Mientras nos acercábamos, tanto Manuel como yo íbamos pensando a quien abordaríamos primero. A mí me gustó la que llevaba vaqueros con botas hasta las rodillas, Manuel se decidió por la de falda celeste. Ambas estaban distraídas, con la mirada en el horizonte. Cuando repararon en nuestra presencia se mostraron inquietas. No las culpo por la cantidad de robos y violaciones que han ocurrido en el parque.

—Hola, soy Leonardo y este es mi amigo Manuel —dije con espontaneidad.

Se miraron entre ellas y soltaron una ligera sonrisa.

—Soy Wendy y esta es mi prima Cecilia.

La mujer morena nos tendió la mano con un repentino gesto de coquetería, diciendo «hace un bonito día, ¿verdad?». A lo que yo contesté «así es».

Empezamos a caminar los cuatro, nos emparejamos automáticamente, Manuel con Wendy y mi persona con Cecilia quien no pronunciaba palabra, apenas esbozaba una sonrisa. Después de comer, cada uno escogió un lugar reservado bajo los frondosos cipreses; con ella nos recostamos en el pasto, a una distancia prudente de la otra pareja. Al cruzar unas pocas palabras pude confirmar mi sospecha de que tenía entre las manos un fardo, ese ingrediente tradicional, atávico, legado de costumbres de la vida campestre que se amalgaman en convicciones de una invencible desconfianza, ese raro ingrediente que delata, desde hace siglos, a la campesina en una ciudad cosmopolita: el respeto extremo, incluso el temor reverente al macho, proveniente no de la experiencia en el arte amatorio, sino justamente por no haber mantenido relaciones sexuales.
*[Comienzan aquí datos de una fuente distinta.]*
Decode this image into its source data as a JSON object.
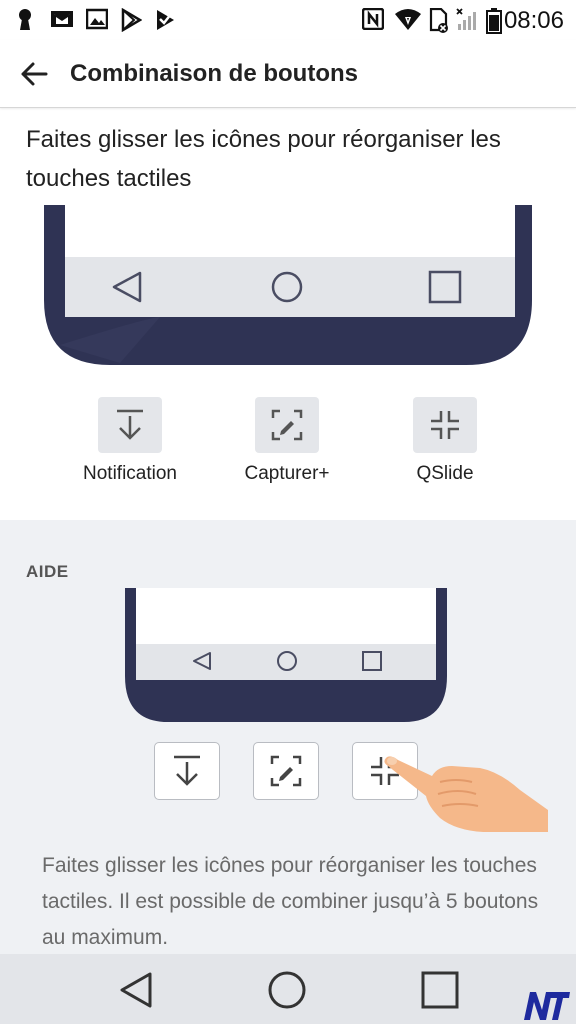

Empecé a cortejar a Cecilia enviándole arreglos florales, principalmente de rosas, su flor favorita; inspirado por las musas escribía poemas encendidos, ya que el alma que hablar puede con los ojos también puede besar con la mirada, diría el poeta; le invitaba a degustar helados en una fuente de soda. Me gustaba ver como su rostro se encendía cuando le decía algún requiebro.  Luego de hacer mi tarea y alcanzar los méritos necesarios para conquistar su corazón, ella por fin, me aceptó. Le pedí que cerrara los ojos y estampé mis labios en los suyos. Sus brazos sedosos y perfumados envolvieron mi cuello; su cálida mejilla se apretó contra la mía. Fue un beso tibio, puro, sin intervención de la lengua para que la doncella no entre en pánico. «Soy virgen. Nunca he estado con un hombre y no lo haré hasta que me haya casado», me dijo azorada, pero con firmeza. Yo me sorprendí, en un principio pensé que me estaba gastando una broma de mal gusto, pero ella se ratificó en lo dicho.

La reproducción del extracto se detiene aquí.